The Reality Self-Simulation Principle - lardplanet
https://www.patreon.com/file?h=37075171&i=5607562
======
lardplanet
Chris Langan showed reality is a closed self generating simulation since his
first paper in 1989, please give the man any credit? No?

------
s_gourichon
Well. I'm not fond of "metaformal" thingies.

It's nice that we have universal formal systems like cellular automata,
Turing-completeness and all. Yet formalism ever only happens on an actual
substrate.

The substrate typically has different principles and the properties necessary
for the formalism built on top emerge from lower-level, simpler interactions,
that typically have nothing to do with the formalism.
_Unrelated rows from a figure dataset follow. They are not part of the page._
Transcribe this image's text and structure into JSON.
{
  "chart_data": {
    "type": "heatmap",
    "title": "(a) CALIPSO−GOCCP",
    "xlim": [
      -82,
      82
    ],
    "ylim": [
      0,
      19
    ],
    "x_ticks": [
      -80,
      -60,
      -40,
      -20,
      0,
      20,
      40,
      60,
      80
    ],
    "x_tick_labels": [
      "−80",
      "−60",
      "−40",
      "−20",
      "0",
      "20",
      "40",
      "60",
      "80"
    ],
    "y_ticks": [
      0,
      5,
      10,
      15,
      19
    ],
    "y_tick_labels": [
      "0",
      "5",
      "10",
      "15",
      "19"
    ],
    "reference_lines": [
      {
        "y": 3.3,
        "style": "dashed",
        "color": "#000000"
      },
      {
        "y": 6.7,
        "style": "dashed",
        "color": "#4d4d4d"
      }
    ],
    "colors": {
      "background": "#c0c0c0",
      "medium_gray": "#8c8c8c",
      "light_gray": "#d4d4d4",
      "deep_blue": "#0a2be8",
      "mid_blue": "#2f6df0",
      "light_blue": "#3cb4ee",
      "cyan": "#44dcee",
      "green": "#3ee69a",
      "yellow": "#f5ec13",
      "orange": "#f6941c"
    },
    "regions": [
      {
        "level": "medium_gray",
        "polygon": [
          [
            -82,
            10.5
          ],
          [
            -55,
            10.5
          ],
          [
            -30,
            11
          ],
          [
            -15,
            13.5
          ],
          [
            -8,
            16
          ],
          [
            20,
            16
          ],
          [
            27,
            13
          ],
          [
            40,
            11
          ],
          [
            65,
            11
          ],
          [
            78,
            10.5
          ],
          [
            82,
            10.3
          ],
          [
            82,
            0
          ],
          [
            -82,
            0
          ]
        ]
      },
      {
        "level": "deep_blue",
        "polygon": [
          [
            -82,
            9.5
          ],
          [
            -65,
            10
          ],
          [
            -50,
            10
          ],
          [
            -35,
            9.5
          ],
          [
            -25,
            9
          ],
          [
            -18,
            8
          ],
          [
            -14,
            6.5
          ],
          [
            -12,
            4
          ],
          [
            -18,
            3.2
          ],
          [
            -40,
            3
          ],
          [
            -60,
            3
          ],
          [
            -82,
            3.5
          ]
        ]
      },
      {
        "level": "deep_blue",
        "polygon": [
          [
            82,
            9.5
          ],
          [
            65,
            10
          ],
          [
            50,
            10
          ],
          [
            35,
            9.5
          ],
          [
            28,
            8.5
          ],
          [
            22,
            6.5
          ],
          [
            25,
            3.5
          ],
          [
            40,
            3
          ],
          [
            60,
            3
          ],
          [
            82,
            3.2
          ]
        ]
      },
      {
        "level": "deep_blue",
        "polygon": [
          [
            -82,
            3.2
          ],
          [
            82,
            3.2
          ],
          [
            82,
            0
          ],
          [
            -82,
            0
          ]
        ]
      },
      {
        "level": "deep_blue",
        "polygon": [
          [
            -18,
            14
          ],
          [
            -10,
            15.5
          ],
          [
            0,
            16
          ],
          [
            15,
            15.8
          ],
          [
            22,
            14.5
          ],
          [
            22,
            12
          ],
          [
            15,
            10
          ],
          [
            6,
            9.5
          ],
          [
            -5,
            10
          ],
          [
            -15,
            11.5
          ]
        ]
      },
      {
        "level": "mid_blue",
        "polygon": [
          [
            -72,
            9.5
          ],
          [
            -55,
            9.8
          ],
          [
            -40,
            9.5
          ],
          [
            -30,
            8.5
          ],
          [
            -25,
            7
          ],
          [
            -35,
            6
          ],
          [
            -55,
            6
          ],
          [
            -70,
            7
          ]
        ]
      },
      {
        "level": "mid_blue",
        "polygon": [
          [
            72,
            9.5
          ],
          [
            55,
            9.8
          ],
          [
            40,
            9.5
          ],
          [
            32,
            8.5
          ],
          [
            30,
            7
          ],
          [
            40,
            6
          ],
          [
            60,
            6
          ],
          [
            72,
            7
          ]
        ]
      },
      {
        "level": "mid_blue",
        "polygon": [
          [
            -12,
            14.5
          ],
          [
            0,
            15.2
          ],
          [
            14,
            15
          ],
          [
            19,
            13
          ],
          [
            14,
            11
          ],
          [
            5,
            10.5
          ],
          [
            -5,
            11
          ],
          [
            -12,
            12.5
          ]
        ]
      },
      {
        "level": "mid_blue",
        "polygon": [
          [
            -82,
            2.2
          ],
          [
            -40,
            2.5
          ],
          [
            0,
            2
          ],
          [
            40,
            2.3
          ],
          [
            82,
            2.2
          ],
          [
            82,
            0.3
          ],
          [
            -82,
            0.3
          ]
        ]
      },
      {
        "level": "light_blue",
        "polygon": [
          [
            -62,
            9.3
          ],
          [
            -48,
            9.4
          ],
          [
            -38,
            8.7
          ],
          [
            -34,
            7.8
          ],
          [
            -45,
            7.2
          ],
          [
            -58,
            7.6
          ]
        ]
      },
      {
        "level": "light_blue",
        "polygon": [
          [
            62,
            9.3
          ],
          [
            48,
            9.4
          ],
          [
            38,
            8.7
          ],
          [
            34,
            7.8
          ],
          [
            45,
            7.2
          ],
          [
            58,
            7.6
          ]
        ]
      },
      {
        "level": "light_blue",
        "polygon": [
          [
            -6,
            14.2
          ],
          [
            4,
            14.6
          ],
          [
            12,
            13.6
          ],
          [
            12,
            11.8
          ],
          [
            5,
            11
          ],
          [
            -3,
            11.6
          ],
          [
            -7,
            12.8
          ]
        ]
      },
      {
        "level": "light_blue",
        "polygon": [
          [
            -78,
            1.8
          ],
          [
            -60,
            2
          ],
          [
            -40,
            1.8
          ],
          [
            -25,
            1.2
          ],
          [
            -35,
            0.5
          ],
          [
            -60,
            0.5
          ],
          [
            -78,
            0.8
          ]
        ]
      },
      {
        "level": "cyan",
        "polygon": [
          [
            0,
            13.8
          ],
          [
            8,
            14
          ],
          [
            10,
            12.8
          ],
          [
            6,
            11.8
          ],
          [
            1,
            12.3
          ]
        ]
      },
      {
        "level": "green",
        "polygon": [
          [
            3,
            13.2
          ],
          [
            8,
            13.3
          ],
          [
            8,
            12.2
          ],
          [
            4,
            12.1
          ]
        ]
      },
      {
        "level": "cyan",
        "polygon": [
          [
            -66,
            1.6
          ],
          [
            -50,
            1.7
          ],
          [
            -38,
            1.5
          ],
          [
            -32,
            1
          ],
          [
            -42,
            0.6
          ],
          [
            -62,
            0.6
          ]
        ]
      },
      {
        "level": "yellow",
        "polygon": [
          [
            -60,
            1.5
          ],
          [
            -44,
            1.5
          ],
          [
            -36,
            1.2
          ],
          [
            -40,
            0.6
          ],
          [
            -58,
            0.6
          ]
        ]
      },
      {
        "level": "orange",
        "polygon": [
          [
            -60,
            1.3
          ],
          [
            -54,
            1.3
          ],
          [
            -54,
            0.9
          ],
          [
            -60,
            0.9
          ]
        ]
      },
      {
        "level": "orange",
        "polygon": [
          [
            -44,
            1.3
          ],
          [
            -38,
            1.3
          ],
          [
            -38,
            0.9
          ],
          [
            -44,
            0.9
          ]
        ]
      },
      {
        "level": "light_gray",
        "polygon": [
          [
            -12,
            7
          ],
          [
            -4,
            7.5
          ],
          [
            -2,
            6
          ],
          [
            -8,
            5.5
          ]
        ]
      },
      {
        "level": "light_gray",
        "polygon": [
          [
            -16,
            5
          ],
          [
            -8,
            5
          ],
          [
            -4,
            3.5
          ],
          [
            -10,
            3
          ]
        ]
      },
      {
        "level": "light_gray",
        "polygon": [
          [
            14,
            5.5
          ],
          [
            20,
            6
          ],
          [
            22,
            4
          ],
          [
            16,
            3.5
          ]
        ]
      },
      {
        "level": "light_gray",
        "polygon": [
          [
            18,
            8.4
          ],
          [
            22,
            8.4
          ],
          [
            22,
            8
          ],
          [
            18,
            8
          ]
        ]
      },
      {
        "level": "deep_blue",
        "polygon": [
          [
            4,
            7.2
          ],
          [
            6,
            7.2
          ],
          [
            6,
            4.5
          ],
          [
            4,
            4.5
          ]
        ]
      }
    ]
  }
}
This is why quantum mechanics appears so weird. The substrate is so different
from the emergent formalism of classical mechanics that we have to give up the
mere notion of time that seemed so central.

For another example of unexpected substrate you can build logic gates on top
of the overall behavior of swarm of crabs
[http://wpmedia.wolfram.com/uploads/sites/13/2018/02/20-2-2.p...](http://wpmedia.wolfram.com/uploads/sites/13/2018/02/20-2-2.pdf)
. In theory, with enough logic gates you can build a Turing-complete system.
Not a very efficient one, sure. Generally, remember not all outcomes are
determined by efficiency, only by chains of causality.